In 2001, Clifton became editor of The Pomegranate, a scholarly journal devoted to Pagan studies then based in North America. Taking over the position from Fritz Muntean, who had co-founded the journal in 1996, together they searched for a new publisher, that year signing an agreement with Janet Joyce of the London-based company Equinox Publishing. Clifton proceeded to oversee a series of changes to the journal, transforming its subtitle from A New Journal of Neopagan Thought to The International Journal of Pagan Studies and implementing a peer review system for judging the papers submitted to it for publication.

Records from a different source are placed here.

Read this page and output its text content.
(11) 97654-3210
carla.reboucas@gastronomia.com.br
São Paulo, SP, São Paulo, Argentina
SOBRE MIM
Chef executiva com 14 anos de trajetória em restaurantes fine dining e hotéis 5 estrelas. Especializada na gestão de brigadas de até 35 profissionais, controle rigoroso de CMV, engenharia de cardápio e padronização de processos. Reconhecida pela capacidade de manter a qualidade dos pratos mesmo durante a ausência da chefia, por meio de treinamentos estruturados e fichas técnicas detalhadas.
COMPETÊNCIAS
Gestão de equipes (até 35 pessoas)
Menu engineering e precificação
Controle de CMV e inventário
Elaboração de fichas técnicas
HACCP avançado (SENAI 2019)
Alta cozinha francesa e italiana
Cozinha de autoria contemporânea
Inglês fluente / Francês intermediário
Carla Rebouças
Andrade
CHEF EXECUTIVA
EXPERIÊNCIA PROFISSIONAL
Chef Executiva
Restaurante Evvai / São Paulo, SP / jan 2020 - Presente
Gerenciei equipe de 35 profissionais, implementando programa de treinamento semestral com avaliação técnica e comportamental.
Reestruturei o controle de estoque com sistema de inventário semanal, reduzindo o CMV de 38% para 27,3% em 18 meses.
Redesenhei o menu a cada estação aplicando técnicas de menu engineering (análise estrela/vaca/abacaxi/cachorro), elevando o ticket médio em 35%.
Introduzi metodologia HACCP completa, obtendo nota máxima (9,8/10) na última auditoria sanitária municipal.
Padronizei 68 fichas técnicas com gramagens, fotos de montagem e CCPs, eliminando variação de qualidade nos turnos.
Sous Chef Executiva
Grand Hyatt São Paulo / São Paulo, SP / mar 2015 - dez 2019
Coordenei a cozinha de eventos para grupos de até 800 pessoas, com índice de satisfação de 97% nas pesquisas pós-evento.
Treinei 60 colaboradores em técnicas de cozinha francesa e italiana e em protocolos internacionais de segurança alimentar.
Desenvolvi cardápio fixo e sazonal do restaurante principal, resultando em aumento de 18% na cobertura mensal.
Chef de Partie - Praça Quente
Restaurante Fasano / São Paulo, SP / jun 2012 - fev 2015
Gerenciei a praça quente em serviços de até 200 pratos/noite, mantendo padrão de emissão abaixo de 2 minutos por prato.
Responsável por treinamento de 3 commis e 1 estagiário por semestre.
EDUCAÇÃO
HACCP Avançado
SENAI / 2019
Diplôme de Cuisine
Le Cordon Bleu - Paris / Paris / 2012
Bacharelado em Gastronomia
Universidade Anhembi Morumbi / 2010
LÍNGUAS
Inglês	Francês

In 2004, he published Her Hidden Children, making use of the mass of materials he had assembled over the years. It appeared as the first in the "Pagan Studies Series" published by AltaMira Press; first devised by an editor in the late 1990s, the series came to fruition under the co-editorship of Clifton and Wendy Griffin.
Clifton took an early retirement when his departmental head left, believing that the future would not be conducive to his research.

== Bibliography ==

| Title | Year | Co-author(s) | Publisher | ISBN |
|---|---|---|---|---|
| Ghost Tales of Cripple Creek | 1983 | n/a | Little London | 978-0-936564296 |
| Encyclopedia of Heresies and Heretics | 1992 | n/a | ABC-Clio | 978-0874366003 |
| Witchcraft Today, Book One: The Modern Craft Movement | 1992 | edited volume | Llewellyn Worldwide | 978-0875423779 |
| Witchcraft Today Book Two: Modern Rites of Passage | 1993 | edited volume | Llewellyn Worldwide | 978-0875423787 |
| Witchcraft Today, Book Three: Shamanism and Witchcraft | 1995 | edited volume | Llewellyn Worldwide | 978-1567181503 |
| Witchcraft today, Book Four: Living Between Two Worlds: Challenges of the Modern Witch | 1996 | edited volume | Llewellyn Worldwide | 978-1567181511 |
| Sacred Mask, Sacred Dance | 1997 | Evan John Jones | Llewellyn Worldwide | 978-1567183735 |
| The Paganism Reader | 2004 | edited volume, with Graham Harvey | Routledge | 978-0415303524 |
| Her Hidden Children: The Rise of Wicca And Contemporary Paganism in America | 2006 | n/a | AltaMira Press | 978- 0759102015 |

- 'The Significance of Aradia.' In Aradia, or the Gospel of the Witches: A New Translation, edited by Mario Pazzaglini and Dina Pazzaglini, 59-80. Phoenix Publishing, 1998. ISBN 0-919345-34-4.
- 'Smokey and the Sacred: Nature Religion, Civil Religion, and American Paganism,' Ecotheology: The Journal of Religion, Nature and the Environment, 8(1) (August 2003): 50-60.